In social encounters, people in general project a public or "on-stage" self, and we think of it as covering our authentic face- the face behind the social mask. People often act in the opposite way of what they are really thinking in order to impress others. However, Chance, in Jerzy Kosinski's Being There, couldn't think or act on his own. His behavior reflects what he has observed on television and in his garden. Chance presents himself to others in such an honest manner. What he shows the public is exactly who he is. He doesn't have a private or public self; he has only one face- the face of true human nature, which is the product of TV images and his garden.

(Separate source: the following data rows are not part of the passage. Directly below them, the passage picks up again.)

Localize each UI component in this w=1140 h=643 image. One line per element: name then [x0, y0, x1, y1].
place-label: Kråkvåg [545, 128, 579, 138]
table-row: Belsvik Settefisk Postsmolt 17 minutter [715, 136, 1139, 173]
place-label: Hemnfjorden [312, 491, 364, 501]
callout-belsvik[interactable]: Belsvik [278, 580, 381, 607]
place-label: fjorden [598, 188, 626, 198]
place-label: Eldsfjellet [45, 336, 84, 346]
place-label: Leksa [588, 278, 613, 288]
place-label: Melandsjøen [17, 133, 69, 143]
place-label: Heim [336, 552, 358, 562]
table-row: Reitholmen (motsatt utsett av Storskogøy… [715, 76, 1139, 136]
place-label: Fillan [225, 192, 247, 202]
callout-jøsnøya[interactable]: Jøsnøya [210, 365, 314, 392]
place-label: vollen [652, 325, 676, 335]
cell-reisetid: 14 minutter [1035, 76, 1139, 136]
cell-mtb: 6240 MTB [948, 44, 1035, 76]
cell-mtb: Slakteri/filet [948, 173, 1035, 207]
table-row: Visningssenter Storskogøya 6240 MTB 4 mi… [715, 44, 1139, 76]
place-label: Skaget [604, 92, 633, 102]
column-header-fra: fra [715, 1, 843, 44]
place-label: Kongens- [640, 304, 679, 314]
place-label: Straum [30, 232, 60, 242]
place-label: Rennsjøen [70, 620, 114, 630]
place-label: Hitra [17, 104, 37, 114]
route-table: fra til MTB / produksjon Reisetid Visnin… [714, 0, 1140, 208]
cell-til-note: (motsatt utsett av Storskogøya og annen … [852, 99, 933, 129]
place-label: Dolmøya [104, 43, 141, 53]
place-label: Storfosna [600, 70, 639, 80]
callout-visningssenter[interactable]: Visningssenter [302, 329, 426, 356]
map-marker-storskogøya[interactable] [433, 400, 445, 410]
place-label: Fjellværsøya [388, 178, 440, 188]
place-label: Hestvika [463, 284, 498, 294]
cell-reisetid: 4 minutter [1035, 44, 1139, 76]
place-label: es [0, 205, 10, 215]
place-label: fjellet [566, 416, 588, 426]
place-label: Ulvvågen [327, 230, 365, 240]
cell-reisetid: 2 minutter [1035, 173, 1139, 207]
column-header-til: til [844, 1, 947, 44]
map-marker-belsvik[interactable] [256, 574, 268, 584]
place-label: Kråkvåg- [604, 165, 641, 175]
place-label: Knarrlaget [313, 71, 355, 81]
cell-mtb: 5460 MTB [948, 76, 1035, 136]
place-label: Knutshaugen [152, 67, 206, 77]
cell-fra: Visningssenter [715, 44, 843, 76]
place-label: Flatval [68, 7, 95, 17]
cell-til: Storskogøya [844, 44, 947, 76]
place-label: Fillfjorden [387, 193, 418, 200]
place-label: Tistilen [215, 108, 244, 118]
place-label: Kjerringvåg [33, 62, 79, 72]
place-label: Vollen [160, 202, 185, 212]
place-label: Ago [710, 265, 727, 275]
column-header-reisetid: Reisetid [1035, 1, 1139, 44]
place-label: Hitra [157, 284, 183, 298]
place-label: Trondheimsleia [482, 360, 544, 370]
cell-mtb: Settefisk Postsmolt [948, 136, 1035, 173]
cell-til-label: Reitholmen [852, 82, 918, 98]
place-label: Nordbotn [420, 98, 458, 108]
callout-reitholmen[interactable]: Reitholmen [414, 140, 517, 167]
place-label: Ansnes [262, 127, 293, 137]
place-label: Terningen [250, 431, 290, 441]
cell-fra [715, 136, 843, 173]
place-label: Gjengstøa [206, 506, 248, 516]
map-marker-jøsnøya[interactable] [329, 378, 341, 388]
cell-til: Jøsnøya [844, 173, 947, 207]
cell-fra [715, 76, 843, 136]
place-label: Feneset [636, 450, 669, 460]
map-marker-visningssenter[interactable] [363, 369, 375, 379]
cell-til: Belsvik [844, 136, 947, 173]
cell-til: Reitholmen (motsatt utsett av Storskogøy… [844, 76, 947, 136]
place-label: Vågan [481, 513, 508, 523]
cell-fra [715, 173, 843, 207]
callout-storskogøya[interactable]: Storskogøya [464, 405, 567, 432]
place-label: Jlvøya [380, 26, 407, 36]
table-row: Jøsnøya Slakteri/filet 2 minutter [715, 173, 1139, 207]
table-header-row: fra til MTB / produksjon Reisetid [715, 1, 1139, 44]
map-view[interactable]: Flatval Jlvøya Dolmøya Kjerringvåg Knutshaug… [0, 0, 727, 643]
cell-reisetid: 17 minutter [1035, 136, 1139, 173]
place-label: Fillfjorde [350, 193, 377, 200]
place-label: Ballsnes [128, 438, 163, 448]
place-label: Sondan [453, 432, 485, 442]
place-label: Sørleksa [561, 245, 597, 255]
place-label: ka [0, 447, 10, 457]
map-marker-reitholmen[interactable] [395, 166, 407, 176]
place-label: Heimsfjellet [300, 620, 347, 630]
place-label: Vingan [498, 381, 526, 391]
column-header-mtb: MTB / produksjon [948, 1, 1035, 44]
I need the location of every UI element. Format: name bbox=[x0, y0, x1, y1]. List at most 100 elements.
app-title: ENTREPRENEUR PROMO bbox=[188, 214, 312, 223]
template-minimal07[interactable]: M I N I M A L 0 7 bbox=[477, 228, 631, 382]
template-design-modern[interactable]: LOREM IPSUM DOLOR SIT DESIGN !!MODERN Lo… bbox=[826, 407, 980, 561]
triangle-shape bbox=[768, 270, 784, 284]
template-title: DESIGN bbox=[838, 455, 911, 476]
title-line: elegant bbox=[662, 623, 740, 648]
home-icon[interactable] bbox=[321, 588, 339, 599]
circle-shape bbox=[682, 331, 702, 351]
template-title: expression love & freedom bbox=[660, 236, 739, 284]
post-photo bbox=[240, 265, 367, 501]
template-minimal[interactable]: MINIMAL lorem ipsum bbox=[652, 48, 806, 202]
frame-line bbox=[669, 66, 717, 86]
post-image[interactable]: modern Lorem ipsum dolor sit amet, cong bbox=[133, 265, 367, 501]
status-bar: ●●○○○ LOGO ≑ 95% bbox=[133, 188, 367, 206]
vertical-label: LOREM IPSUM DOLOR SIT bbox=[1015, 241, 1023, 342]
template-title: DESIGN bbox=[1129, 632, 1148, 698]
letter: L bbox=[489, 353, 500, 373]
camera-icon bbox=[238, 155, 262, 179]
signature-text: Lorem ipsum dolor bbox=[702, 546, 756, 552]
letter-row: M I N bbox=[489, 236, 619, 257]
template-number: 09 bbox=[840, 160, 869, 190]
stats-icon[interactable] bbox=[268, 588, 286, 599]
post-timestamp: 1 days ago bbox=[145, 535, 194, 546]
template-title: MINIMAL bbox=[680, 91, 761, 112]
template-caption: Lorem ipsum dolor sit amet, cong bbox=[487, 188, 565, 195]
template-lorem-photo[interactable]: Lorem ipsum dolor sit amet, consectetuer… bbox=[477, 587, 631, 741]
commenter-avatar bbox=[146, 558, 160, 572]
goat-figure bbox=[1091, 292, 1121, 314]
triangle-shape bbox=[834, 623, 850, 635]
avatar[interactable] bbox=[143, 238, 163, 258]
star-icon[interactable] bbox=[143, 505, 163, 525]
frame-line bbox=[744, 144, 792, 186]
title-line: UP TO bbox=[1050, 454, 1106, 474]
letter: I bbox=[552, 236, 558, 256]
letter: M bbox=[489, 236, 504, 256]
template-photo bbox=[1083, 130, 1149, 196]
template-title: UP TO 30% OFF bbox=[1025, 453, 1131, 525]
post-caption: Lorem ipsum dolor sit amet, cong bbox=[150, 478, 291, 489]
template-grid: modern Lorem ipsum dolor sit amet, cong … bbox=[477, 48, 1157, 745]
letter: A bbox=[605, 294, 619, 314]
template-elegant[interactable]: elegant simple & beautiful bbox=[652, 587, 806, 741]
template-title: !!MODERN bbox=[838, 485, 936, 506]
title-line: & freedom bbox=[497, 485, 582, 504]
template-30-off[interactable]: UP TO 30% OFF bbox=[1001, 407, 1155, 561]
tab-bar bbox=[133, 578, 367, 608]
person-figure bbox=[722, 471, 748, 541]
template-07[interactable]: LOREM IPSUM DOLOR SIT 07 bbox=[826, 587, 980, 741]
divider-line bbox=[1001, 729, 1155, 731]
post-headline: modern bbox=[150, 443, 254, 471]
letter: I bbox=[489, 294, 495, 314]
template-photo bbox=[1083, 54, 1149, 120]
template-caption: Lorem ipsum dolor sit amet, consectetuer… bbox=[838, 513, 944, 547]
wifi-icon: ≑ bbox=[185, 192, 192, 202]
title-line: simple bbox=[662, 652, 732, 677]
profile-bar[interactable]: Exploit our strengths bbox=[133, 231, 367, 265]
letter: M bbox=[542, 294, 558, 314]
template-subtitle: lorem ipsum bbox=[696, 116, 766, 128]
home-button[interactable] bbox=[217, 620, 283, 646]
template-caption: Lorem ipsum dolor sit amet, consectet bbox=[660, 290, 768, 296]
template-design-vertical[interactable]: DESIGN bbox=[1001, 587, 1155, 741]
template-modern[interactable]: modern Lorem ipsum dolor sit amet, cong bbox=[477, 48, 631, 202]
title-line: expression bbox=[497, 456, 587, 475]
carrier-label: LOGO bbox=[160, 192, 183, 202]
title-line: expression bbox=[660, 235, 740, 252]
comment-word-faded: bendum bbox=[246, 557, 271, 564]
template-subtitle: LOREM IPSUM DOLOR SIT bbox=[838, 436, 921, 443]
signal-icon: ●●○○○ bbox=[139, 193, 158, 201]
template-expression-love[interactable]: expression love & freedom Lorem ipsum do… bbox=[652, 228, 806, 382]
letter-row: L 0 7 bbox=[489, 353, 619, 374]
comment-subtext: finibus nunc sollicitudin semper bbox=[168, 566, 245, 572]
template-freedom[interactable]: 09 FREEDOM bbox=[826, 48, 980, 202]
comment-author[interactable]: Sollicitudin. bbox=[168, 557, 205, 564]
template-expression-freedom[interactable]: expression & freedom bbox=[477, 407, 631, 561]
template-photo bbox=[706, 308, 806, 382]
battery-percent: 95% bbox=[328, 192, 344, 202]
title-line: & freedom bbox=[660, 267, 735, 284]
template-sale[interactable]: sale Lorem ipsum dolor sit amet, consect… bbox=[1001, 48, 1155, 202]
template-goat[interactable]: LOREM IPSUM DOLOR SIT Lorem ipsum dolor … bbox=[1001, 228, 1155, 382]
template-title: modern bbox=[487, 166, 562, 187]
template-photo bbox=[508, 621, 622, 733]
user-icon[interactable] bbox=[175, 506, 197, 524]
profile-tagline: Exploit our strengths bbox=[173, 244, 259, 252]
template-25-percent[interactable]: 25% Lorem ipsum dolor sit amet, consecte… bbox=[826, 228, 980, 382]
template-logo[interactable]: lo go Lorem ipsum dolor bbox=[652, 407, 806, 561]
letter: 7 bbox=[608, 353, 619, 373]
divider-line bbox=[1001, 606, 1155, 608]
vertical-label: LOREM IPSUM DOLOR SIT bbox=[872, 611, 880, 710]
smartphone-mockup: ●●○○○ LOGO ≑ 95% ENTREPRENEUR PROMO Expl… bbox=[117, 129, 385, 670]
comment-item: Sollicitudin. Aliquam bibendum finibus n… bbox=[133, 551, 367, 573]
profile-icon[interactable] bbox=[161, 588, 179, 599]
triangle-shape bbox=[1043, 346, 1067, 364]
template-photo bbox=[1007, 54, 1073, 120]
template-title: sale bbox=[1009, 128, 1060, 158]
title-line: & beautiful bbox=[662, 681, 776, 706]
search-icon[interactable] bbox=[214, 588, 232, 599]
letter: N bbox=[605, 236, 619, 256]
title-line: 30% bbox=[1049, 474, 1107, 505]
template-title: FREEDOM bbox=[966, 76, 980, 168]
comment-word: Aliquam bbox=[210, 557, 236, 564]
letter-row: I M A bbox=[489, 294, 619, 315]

Television created Chance as did the garden. The garden seems to give him physical existence while the television gives him a mental existence. However, this "mental existence" is a false one. Contrary to his life in the garden, in the outside world Chance is a blank page, acceptable to all people because he is like all those characters on television. Because Chance's behavior depends on what he has seen on television, he is uninformed and incompetent in many areas. .

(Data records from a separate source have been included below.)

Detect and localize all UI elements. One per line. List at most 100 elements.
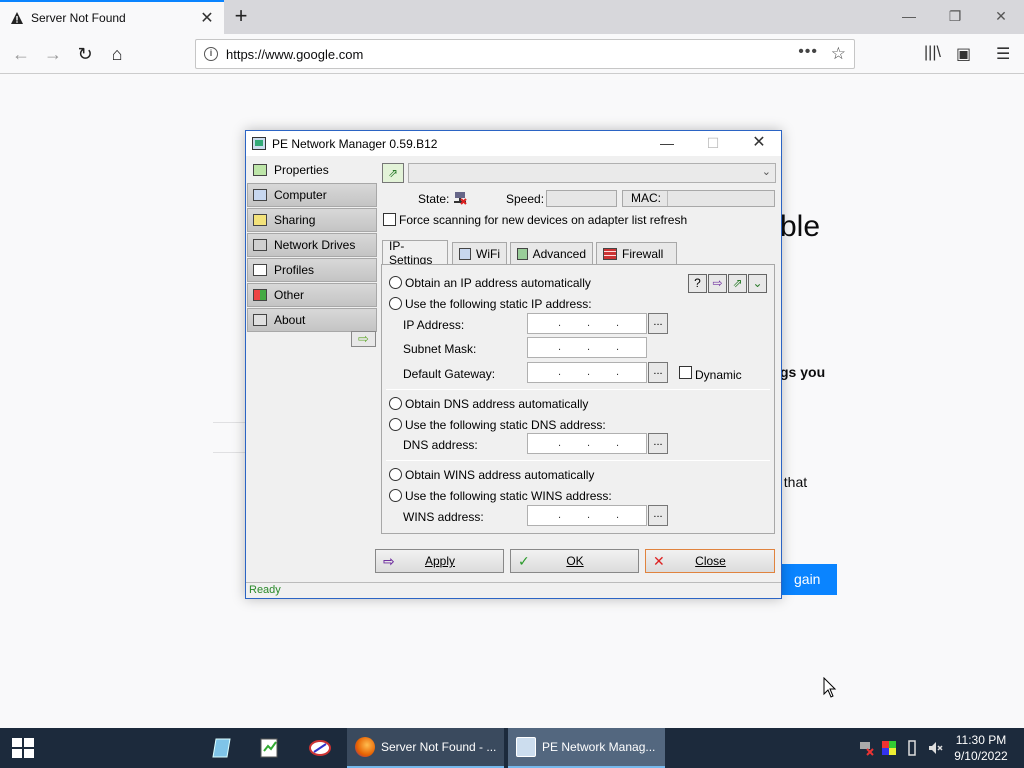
ip-settings-panel: ? ⇨ ⇗ ⌄ Obtain an IP address automatical… [381, 264, 775, 534]
nav-item-profiles[interactable]: Profiles [247, 258, 377, 282]
tab-wifi[interactable]: WiFi [452, 242, 507, 264]
pe-network-manager-window: PE Network Manager 0.59.B12 — ☐ ✕ Proper… [245, 130, 782, 599]
volume-muted-icon[interactable] [927, 740, 943, 756]
wins-address-input[interactable]: ... [527, 505, 647, 526]
auto-dns-radio[interactable] [389, 397, 402, 410]
library-icon[interactable]: |||\ [924, 44, 941, 62]
ip-address-input[interactable]: ... [527, 313, 647, 334]
tab-title: Server Not Found [31, 11, 126, 25]
dialog-minimize-icon[interactable]: — [644, 131, 690, 156]
gateway-browse-button[interactable]: ... [648, 362, 668, 383]
wins-browse-button[interactable]: ... [648, 505, 668, 526]
default-gateway-input[interactable]: ... [527, 362, 647, 383]
dns-browse-button[interactable]: ... [648, 433, 668, 454]
advanced-icon [517, 247, 528, 260]
dialog-maximize-icon[interactable]: ☐ [690, 131, 736, 156]
wins-address-label: WINS address: [403, 510, 484, 524]
browser-tab[interactable]: Server Not Found ✕ [0, 0, 224, 34]
back-icon[interactable]: ← [6, 39, 36, 69]
auto-ip-label: Obtain an IP address automatically [405, 276, 591, 290]
info-icon[interactable]: i [204, 47, 218, 61]
arrow-right-icon[interactable]: ⇨ [351, 331, 376, 347]
static-dns-label: Use the following static DNS address: [405, 418, 606, 432]
page-heading-fragment: ble [780, 210, 821, 243]
nav-item-properties[interactable]: Properties [247, 158, 377, 182]
url-text[interactable]: https://www.google.com [226, 47, 363, 62]
network-manager-icon [516, 737, 536, 757]
taskbar: Server Not Found - ... PE Network Manag.… [0, 728, 1024, 768]
dynamic-checkbox[interactable] [679, 366, 692, 379]
close-window-icon[interactable]: ✕ [978, 0, 1024, 34]
force-scan-checkbox[interactable] [383, 213, 396, 226]
auto-wins-label: Obtain WINS address automatically [405, 468, 595, 482]
help-icon[interactable]: ? [688, 274, 707, 293]
auto-ip-radio[interactable] [389, 276, 402, 289]
minimize-icon[interactable]: — [886, 0, 932, 34]
forward-icon[interactable]: → [38, 39, 68, 69]
refresh-adapters-button[interactable]: ⇗ [382, 163, 404, 183]
dialog-titlebar[interactable]: PE Network Manager 0.59.B12 — ☐ ✕ [246, 131, 781, 156]
profiles-icon [253, 264, 267, 276]
subnet-mask-input[interactable]: ... [527, 337, 647, 358]
close-tab-icon[interactable]: ✕ [196, 8, 218, 28]
dialog-close-icon[interactable]: ✕ [736, 131, 782, 156]
menu-icon[interactable]: ☰ [996, 44, 1010, 64]
notepad-icon[interactable] [210, 736, 234, 760]
export-icon[interactable]: ⇗ [728, 274, 747, 293]
mac-label: MAC: [631, 191, 661, 205]
static-ip-label: Use the following static IP address: [405, 297, 592, 311]
tab-advanced[interactable]: Advanced [510, 242, 593, 264]
apply-button[interactable]: ⇨ Apply [375, 549, 504, 573]
wifi-icon [459, 247, 471, 260]
static-dns-radio[interactable] [389, 418, 402, 431]
mac-field: MAC: [622, 190, 775, 207]
dns-address-input[interactable]: ... [527, 433, 647, 454]
nav-item-sharing[interactable]: Sharing [247, 208, 377, 232]
new-tab-icon[interactable]: + [228, 4, 254, 30]
usb-tray-icon[interactable] [904, 740, 920, 756]
arrow-right-icon[interactable]: ⇨ [708, 274, 727, 293]
close-button[interactable]: ✕ Close [645, 549, 775, 573]
restore-icon[interactable]: ❐ [932, 0, 978, 34]
ip-address-label: IP Address: [403, 318, 465, 332]
auto-wins-radio[interactable] [389, 468, 402, 481]
nav-item-computer[interactable]: Computer [247, 183, 377, 207]
color-tray-icon[interactable] [881, 740, 897, 756]
reload-icon[interactable]: ↻ [70, 39, 100, 69]
divider [386, 460, 770, 461]
spreadsheet-editor-icon[interactable] [258, 736, 282, 760]
tab-ip-settings[interactable]: IP-Settings [382, 239, 448, 267]
windows-start-icon[interactable] [12, 738, 34, 758]
nav-item-network-drives[interactable]: Network Drives [247, 233, 377, 257]
static-wins-radio[interactable] [389, 489, 402, 502]
home-icon[interactable]: ⌂ [102, 39, 132, 69]
nav-item-other[interactable]: Other [247, 283, 377, 307]
navigation-toolbar: ← → ↻ ⌂ i https://www.google.com ••• ☆ |… [0, 34, 1024, 74]
bookmark-star-icon[interactable]: ☆ [831, 44, 846, 64]
mouse-cursor-icon [823, 677, 837, 698]
nav-item-about[interactable]: About [247, 308, 377, 332]
divider [386, 389, 770, 390]
network-drives-icon [253, 239, 267, 251]
expand-down-icon[interactable]: ⌄ [748, 274, 767, 293]
static-ip-radio[interactable] [389, 297, 402, 310]
tab-firewall[interactable]: Firewall [596, 242, 677, 264]
taskbar-item-firefox[interactable]: Server Not Found - ... [347, 728, 504, 768]
adapter-select[interactable]: ⌄ [408, 163, 776, 183]
sidebar-icon[interactable]: ▣ [956, 44, 971, 64]
ip-address-browse-button[interactable]: ... [648, 313, 668, 334]
dialog-title: PE Network Manager 0.59.B12 [272, 136, 438, 151]
page-actions-icon[interactable]: ••• [798, 43, 818, 61]
network-tray-icon[interactable] [858, 740, 874, 756]
taskbar-item-pe-network-manager[interactable]: PE Network Manag... [508, 728, 665, 768]
about-icon [253, 314, 267, 326]
state-label: State: [418, 192, 450, 206]
static-wins-label: Use the following static WINS address: [405, 489, 612, 503]
default-gateway-label: Default Gateway: [403, 367, 496, 381]
url-bar[interactable]: i https://www.google.com ••• ☆ [195, 39, 855, 69]
ok-button[interactable]: ✓ OK [510, 549, 639, 573]
system-clock[interactable]: 11:30 PM 9/10/2022 [946, 732, 1016, 764]
network-tool-icon[interactable] [308, 736, 332, 760]
force-scan-label: Force scanning for new devices on adapte… [399, 213, 688, 227]
divider [213, 452, 246, 453]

Although this book is a bit far-fetched and ridiculous at times, Kosinski makes a very valid point. He seems to point out that in the culture we live in, superficial perception is everything while real thought is often neglected. The media plays a large part in shaping our notions of leadership. The media creates an image for Chance- they give him an occupation, a relationship of intimacy with the President, and status. They hype him up to make him seem newsworthy and interesting because they have to have people to write about. Even though Chance may not be the brightest person, people are drawn to his personality and his unintentional words of wisdom. People seem to trust him, instinctively. His meaningless utterances combined with his total lack of background, turn him into a media idol and, seemingly, the ideal candidate for Vice President of the United States.